Hutton v. State

Beasley, Judge,

concurring in part and dissenting in part.

I concur in Divisions 1 through 4 and in the judgment affirming the conviction. However, I respectfully dissent with respect to Division 5.

Appellant enumerates that he was denied due process because trial counsel was ineffective. The sole and entire ground for this enumeration is that because counsel “allowed the introduction of the tremendous amounts of inadmissible evidence,” counsel was ineffective under Strickland v. Washington, 466 U. S. 668 (104 SC 2052, 80 LE2d 674) (1984). The argument in the brief is contained in a single sentence to this effect.

“The” evidence referred to is obviously evidence enumerated as inadmissible in the preceding portions of the brief.
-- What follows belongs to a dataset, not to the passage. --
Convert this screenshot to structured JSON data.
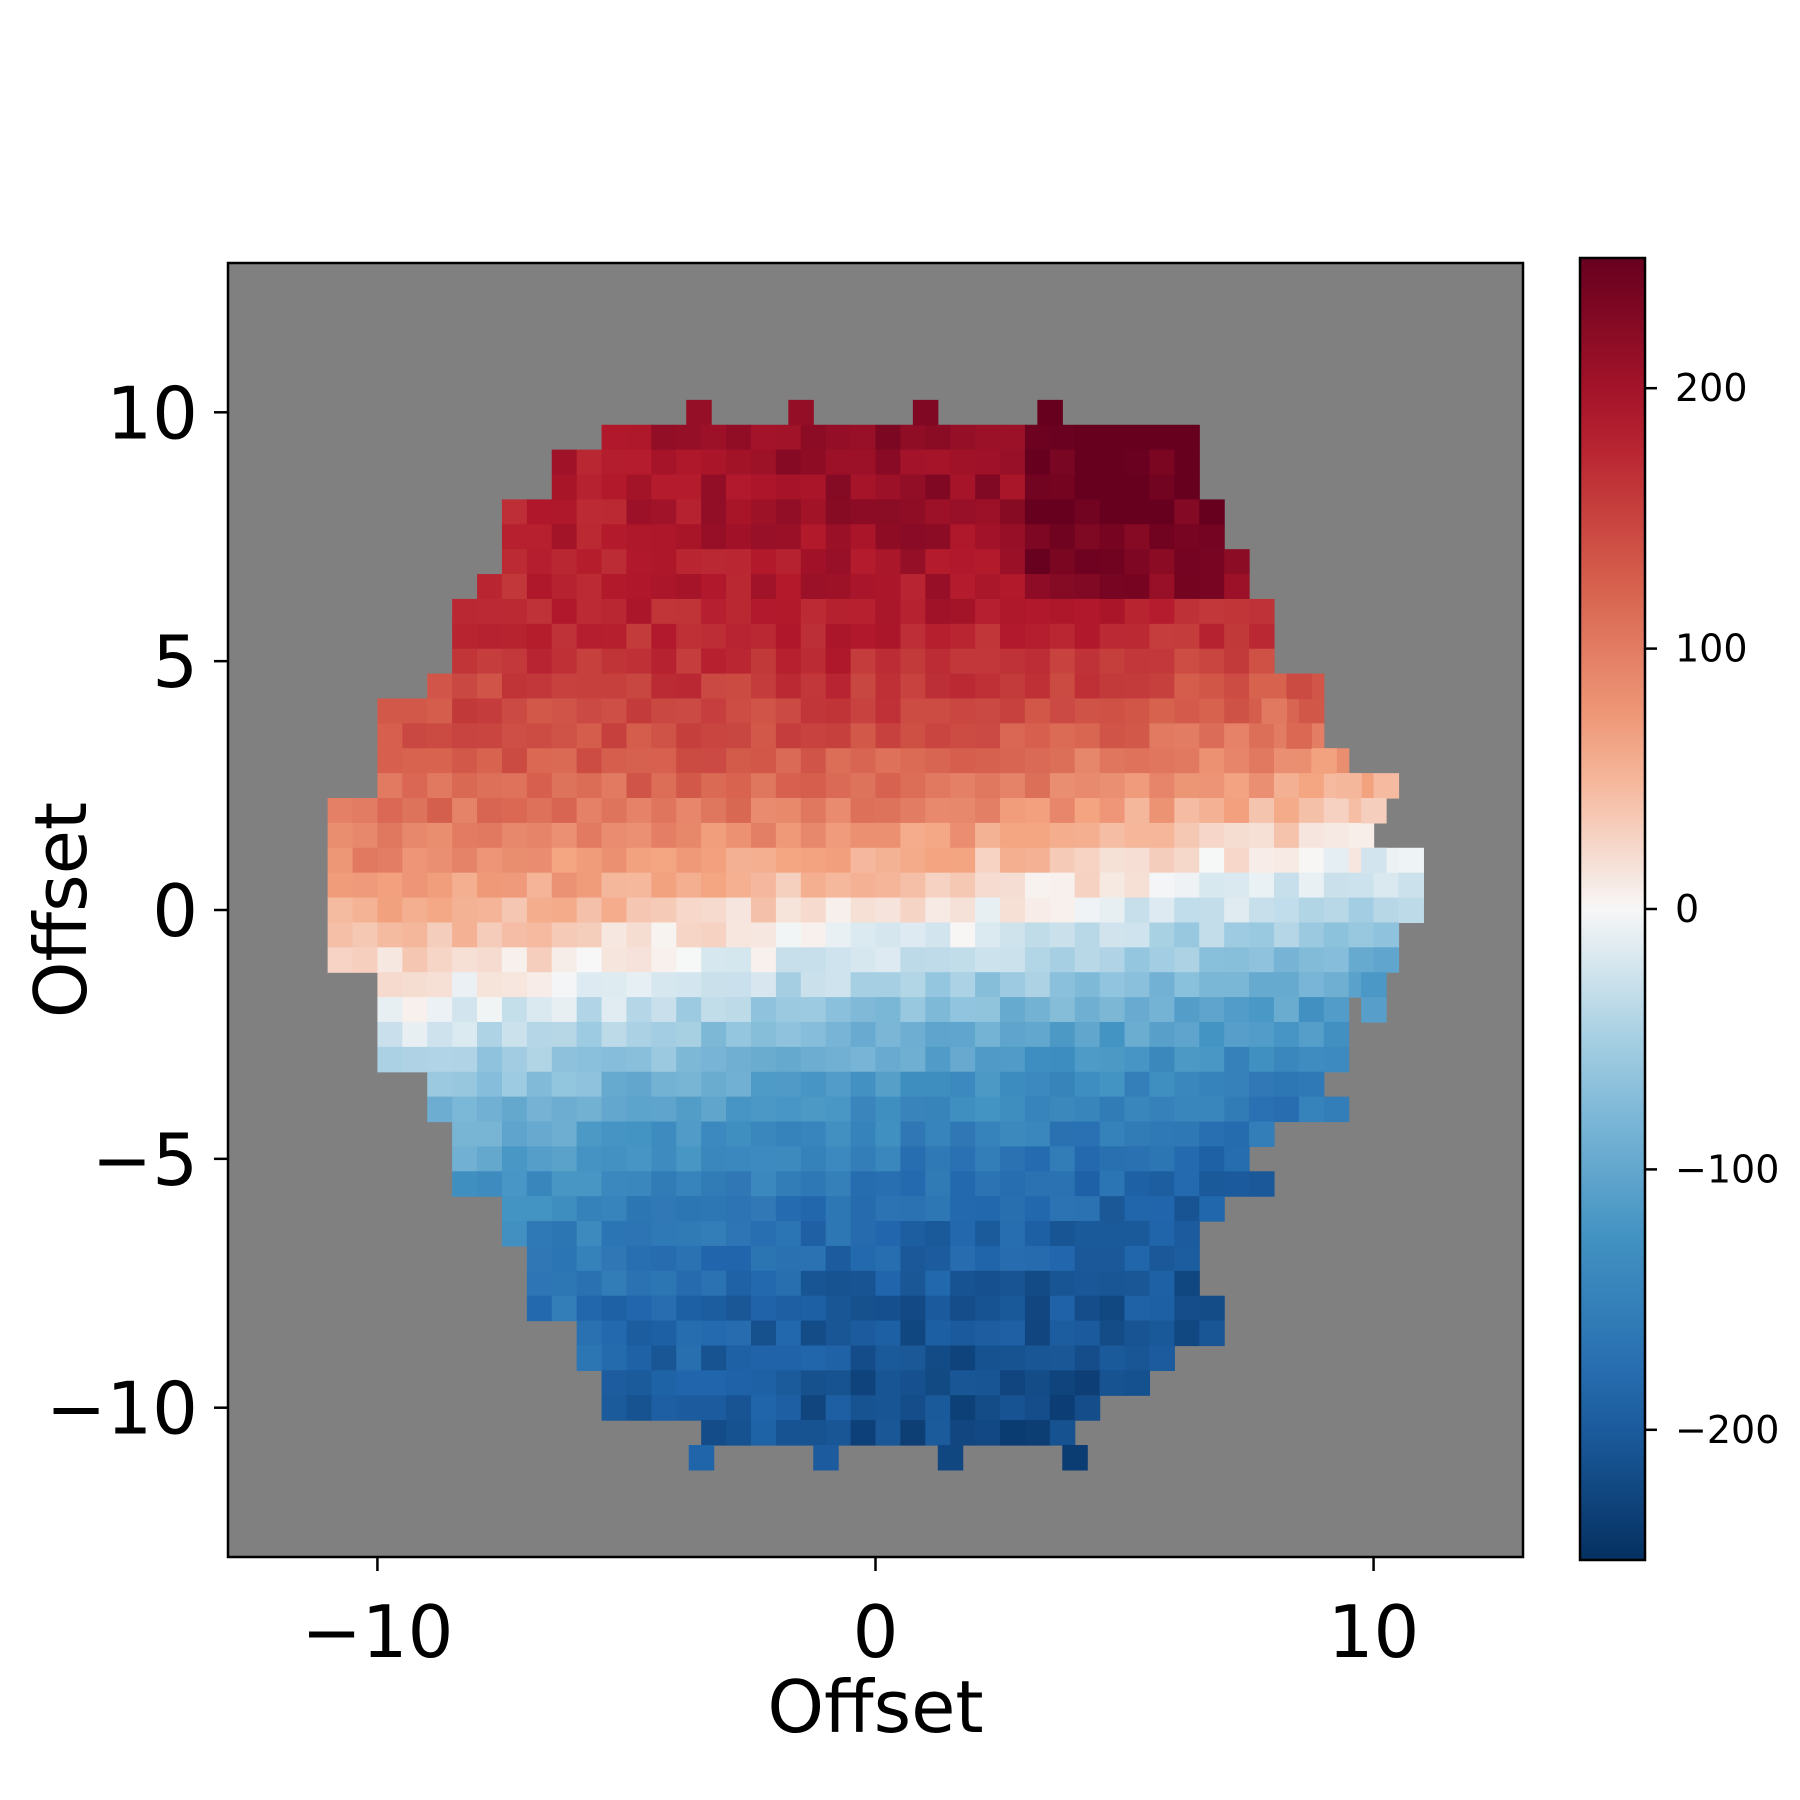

Appellant does not expand this latter enumeration to identify additional evidence, or to cover other evidence by omitting the word “the.” It is clear that what he quantifies as “tremendous amounts” refers to the instances complained of in earlier enumeration. If this were not so, counsel on appeal would automatically be remiss in failing to enumerate these instances as error. The only reasonable reading of the basis upon which the claim of ineffective assistance of trial counsel is made is the failure to object to the evidence now challenged.
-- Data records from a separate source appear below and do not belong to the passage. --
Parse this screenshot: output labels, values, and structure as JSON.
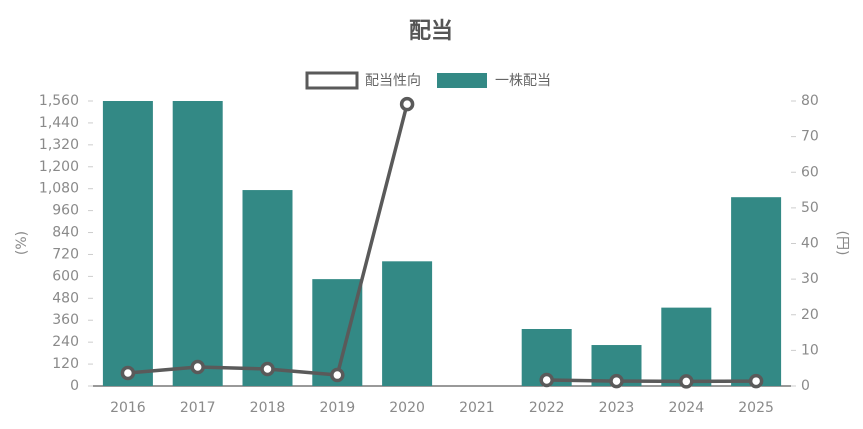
{
  "chart_data": {
    "type": "bar",
    "title": "配当",
    "categories": [
      "2016",
      "2017",
      "2018",
      "2019",
      "2020",
      "2021",
      "2022",
      "2023",
      "2024",
      "2025"
    ],
    "series": [
      {
        "name": "配当性向",
        "type": "line",
        "axis": "y",
        "color": "#5a5a5a",
        "values": [
          71,
          104,
          93,
          60,
          1543,
          null,
          33,
          27,
          25,
          27
        ]
      },
      {
        "name": "一株配当",
        "type": "bar",
        "axis": "y2",
        "color": "#338985",
        "values": [
          80,
          80,
          55,
          30,
          35,
          null,
          16,
          11.5,
          22,
          53
        ]
      }
    ],
    "ylabel": "(%)",
    "y2label": "(円)",
    "ylim": [
      0,
      1560
    ],
    "yticks": [
      0,
      120,
      240,
      360,
      480,
      600,
      720,
      840,
      960,
      {
        "value": 1080,
        "label": "1,080"
      },
      {
        "value": 1200,
        "label": "1,200"
      },
      {
        "value": 1320,
        "label": "1,320"
      },
      {
        "value": 1440,
        "label": "1,440"
      },
      {
        "value": 1560,
        "label": "1,560"
      }
    ],
    "y2lim": [
      0,
      80
    ],
    "y2ticks": [
      0,
      10,
      20,
      30,
      40,
      50,
      60,
      70,
      80
    ],
    "grid": false,
    "legend": "top"
  }
}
Since those evidentiary issues have been decided adversely to defendant in the opinion, see Division 2, there is no further consideration which must be undertaken by the trial judge related to the assistance of counsel. The failure to raise objections as noted in Division 2 would not be of such magnitude in this case to elevate counsel’s representation to constitutional infirmity. Therefore, the claim of ineffective counsel fails and, even though this is originally raised here by counsel who first appeared after the filing of the notice of appeal, no useful purpose would be served by remand for hearing on the issue by the trial court. Compare Green v. State, 187 Ga. App. 373, 375 (5) (370 SE2d 348) (1988).
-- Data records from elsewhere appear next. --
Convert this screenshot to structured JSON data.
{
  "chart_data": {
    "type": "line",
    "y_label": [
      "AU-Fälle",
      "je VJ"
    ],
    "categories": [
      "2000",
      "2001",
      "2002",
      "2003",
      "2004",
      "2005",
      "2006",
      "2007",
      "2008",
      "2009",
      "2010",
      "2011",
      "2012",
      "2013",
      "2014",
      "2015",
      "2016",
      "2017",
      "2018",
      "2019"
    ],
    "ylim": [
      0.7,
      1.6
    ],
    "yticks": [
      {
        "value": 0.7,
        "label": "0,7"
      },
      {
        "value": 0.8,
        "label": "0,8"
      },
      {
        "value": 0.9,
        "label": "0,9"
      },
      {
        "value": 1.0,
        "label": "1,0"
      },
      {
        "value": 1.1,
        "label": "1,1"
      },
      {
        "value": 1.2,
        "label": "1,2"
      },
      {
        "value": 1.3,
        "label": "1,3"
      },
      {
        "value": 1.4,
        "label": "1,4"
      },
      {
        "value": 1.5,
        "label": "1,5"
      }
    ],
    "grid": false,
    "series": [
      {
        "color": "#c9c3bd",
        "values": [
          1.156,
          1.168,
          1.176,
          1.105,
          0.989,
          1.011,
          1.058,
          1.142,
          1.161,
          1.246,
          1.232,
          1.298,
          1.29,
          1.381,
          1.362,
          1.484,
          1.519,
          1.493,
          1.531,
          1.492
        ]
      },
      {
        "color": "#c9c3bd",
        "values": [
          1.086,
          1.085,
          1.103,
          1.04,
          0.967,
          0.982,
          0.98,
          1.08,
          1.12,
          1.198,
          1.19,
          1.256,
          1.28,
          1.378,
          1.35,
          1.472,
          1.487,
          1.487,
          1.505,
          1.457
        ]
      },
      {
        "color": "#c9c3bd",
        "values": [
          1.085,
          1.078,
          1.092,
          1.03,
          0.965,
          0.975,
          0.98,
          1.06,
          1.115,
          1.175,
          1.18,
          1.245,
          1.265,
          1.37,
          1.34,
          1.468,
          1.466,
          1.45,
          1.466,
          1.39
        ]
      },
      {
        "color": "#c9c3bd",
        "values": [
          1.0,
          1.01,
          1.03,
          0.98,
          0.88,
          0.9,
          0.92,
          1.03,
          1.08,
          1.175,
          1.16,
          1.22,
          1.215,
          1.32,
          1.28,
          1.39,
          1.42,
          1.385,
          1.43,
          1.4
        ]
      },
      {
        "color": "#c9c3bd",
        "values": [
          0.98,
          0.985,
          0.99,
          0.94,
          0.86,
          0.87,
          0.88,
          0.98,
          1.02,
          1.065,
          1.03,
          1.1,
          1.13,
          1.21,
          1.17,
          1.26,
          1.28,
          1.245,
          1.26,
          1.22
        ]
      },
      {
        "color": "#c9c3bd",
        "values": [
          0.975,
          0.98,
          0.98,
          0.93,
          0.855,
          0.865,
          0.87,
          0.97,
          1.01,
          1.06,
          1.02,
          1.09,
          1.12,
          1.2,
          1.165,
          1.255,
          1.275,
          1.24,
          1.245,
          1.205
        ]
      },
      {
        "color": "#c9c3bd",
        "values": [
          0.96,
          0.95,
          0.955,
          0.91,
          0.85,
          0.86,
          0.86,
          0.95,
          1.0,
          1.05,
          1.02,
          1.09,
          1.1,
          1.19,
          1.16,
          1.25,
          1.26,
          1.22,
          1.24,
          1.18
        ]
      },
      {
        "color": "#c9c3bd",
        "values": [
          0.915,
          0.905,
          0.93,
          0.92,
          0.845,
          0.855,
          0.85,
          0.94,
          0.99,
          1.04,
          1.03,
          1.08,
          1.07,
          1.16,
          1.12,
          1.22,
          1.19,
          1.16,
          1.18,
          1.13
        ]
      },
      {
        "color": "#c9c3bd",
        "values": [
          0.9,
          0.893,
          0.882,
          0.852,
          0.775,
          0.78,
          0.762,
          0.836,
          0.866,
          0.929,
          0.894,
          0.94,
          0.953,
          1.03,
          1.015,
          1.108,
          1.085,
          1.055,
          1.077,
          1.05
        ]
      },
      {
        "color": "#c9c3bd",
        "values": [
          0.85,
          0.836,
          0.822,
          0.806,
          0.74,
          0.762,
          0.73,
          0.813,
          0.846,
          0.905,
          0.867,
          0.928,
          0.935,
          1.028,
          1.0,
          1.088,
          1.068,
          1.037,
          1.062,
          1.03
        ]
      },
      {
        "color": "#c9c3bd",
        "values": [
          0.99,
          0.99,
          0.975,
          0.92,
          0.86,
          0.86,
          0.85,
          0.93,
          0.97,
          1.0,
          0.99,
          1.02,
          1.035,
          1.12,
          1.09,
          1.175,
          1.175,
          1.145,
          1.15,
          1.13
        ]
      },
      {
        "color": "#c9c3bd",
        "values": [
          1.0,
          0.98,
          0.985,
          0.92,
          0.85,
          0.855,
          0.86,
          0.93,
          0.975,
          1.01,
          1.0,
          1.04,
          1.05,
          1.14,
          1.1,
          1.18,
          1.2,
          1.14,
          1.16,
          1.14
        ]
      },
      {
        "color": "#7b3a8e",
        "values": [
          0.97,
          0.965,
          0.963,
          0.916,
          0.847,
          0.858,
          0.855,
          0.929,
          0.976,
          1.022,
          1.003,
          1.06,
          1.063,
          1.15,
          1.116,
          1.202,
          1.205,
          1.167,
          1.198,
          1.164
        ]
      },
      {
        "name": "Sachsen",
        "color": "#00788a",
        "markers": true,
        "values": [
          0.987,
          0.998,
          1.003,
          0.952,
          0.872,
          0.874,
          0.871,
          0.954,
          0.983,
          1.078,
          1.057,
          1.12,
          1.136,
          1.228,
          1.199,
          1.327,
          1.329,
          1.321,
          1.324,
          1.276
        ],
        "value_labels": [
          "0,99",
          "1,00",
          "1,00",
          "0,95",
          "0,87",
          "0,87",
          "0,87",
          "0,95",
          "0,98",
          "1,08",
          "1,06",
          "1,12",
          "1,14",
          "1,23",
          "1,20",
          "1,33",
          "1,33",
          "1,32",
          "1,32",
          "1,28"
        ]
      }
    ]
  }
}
It does not appear that the Supreme Court was faced with a claim in this posture in Smith v. State, 255 Ga. 654 (341 SE2d 5) (1986), Lloyd v. State, 257 Ga. 108 (355 SE2d 423) (1987), or Bell v. State, 259 Ga. 272 (381 SE2d 514) (1989). When Lloyd was appealed after remand, the Court noted that remand was a “practice,” instituted to avoid later habeas corpus on the same issue. Thus it is not a rule of law and, under the facts in this case, remand is counter to the objective of the practice, which is to resolve the issue “promptly” and *243thus reach finality at the earliest practicable moment. Considering the ground of ineffective assistance raised here, a habeas corpus petition asserting it would be frivolous.

Decided July 11, 1989. Larry L. Duttweiler, for appellant. Thomas C. Lawler III, District Attorney, Debra K. Turner, Assistant District Attorney, for appellee.

Remand should be principled and necessary, not automatic, delaying, and wasteful of judicial and legal resources.

I am authorized to state that Presiding Judge Deen joins in this opinion.